NEW PORT RICHEY — Jiovanni Spencer sleeps in a honey-colored crib attached to a changing table that sits underneath a window looking out on Rockwood Drive.
On Friday night, while 13-month-old Jiovanni slept, a car cruised past the house as someone fired round after round from a gun. A few bullets struck Jiovanni's house, and one of them tore through the windowpane in his room, sailed inches above his changing table and lodged into the opposite wall, next to his table lamp decorated with baseballs and bats.
"He slept through it," said his father.
"Thank God," said his mother.
Three days later, the Sheriff's Office said virtually nothing about the incident — only that three houses on Rockwood, in Embassy Hills, were shot at 30 times and no one was injured. Just three pages of investigators' nine-page incident report were released Monday, with much of it redacted. There is no information about motive, or target, or bullet caliber or suspects.
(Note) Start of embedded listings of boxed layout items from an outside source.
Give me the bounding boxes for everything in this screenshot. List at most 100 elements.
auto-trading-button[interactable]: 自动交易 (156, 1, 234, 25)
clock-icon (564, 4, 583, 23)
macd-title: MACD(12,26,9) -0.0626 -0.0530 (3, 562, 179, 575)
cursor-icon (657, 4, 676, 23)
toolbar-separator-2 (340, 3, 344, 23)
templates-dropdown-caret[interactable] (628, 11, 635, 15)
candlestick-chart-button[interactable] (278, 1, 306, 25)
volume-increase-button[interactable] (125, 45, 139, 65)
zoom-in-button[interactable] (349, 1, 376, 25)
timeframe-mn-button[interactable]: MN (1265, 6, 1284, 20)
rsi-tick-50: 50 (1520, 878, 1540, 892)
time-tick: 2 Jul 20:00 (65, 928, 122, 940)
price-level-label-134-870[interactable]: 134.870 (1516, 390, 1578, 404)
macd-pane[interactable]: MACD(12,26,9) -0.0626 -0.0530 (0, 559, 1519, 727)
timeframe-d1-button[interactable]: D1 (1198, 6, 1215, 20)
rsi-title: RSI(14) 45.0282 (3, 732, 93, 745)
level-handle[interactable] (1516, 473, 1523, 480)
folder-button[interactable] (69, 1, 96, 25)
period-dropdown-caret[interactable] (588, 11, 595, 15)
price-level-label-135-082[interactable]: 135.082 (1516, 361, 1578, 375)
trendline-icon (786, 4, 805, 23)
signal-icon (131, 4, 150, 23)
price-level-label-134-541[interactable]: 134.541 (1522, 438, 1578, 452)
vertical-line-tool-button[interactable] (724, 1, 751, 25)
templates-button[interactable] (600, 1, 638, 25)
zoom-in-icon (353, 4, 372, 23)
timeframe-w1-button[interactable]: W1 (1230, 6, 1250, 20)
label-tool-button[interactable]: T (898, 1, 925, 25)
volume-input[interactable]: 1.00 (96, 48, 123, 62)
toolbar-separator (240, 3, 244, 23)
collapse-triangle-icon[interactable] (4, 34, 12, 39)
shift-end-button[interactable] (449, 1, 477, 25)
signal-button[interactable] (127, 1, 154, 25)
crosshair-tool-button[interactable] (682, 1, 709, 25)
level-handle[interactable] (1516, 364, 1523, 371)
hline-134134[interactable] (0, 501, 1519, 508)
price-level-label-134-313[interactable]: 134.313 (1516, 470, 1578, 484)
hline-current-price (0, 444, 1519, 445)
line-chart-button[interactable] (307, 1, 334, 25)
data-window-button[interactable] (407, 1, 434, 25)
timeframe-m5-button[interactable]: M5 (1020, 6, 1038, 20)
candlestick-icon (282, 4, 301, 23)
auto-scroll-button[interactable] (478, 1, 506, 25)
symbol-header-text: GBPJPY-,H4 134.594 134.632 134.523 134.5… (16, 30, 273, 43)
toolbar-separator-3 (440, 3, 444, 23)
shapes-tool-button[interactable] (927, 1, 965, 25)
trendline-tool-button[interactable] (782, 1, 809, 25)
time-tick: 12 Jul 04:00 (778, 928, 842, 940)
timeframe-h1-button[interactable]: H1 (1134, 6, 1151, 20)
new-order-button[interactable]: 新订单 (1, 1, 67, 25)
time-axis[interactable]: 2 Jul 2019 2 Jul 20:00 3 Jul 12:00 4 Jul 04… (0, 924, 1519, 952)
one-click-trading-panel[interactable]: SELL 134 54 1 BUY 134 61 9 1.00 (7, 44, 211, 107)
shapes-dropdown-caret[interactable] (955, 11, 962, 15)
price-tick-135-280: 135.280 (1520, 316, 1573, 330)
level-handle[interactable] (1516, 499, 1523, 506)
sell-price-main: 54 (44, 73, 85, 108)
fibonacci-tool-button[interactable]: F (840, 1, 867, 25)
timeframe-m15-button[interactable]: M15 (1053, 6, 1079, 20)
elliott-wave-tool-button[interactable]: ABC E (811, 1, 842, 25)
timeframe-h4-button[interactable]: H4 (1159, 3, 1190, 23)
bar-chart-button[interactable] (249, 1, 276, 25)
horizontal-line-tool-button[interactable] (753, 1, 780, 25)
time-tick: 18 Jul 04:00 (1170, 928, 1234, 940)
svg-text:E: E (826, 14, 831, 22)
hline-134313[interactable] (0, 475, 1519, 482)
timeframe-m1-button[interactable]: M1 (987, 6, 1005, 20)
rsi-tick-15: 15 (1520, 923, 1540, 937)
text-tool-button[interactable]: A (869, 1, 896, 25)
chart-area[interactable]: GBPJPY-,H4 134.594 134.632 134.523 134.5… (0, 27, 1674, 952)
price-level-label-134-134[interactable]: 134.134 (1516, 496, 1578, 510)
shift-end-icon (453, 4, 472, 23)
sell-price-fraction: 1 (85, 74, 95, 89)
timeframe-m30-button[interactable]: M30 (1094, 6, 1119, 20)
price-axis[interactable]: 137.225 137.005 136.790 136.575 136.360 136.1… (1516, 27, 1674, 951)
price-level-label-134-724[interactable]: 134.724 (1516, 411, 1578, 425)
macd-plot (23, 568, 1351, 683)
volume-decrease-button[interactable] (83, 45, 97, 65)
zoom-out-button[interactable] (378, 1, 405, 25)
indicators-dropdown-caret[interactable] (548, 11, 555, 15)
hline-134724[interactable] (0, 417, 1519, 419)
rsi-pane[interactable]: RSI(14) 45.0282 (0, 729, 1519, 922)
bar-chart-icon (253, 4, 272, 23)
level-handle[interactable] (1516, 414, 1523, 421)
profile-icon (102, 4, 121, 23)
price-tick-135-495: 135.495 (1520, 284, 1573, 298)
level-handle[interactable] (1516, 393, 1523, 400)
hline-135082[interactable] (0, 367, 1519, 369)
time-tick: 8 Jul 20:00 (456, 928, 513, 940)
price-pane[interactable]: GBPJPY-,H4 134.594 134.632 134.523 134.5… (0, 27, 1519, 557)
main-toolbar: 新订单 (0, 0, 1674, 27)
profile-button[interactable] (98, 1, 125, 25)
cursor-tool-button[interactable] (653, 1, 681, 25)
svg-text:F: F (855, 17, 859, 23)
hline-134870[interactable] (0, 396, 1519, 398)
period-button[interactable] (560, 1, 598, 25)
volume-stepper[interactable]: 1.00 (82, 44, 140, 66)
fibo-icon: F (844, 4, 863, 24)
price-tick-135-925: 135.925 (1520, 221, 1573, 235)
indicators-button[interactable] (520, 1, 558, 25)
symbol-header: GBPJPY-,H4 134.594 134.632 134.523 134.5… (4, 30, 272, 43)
In Jiovanni's house, there are stickers where investigators marked the path of the bullets. There is spackle on the walls and tape on the broken window.
And there are two frightened parents.
Maurice Spencer, a mail carrier, was watching television in bed about 9:45 that night. His fiancee, Raven Distefano, was sleeping beside him. He heard the first shot and thought it was a firecracker. She woke up when the next one hit the garage.
"We looked at each other," Spencer, 30, said. "The first thing we thought of was the baby."
More shots were ringing out down the street, so they waited a moment. Then they ran across the house to Jiovanni's room.
"I wasn't breathing," Spencer said. "I grabbed him and checked and realized he was fine."
A neighbor from across the street walked over to check on them, and as they all stood talking at the front door, they saw the headlights again. Here came the car, this time from the west.
Spencer took his family to a back bedroom. The neighbor fled, and more gunfire tore through the night.
Spencer and Distefano, who works in a doctor's office, moved into the house about a year and a half ago, just before the baby came. It's a small, one-story home, like thousands of others in the sprawling subdivision.
They don't believe they were being targeted. Nonetheless, they're thinking now that they want to move.
That night, Distefano took Jiovanni to her mother's house to sleep. She came back home the next day but has been jumpy ever since.
"I kept waking up," said Distefano, 25. "The littlest noise — I'm up."
On Sunday night — early Monday morning, actually — she came home from watching the Tampa Bay Rays clinch a historic victory over the Boston Red Sox.
She pulled into her driveway and looked around in the dark and had to scrape together the courage to walk to the front door.
"I shouldn't have to live like that," she said.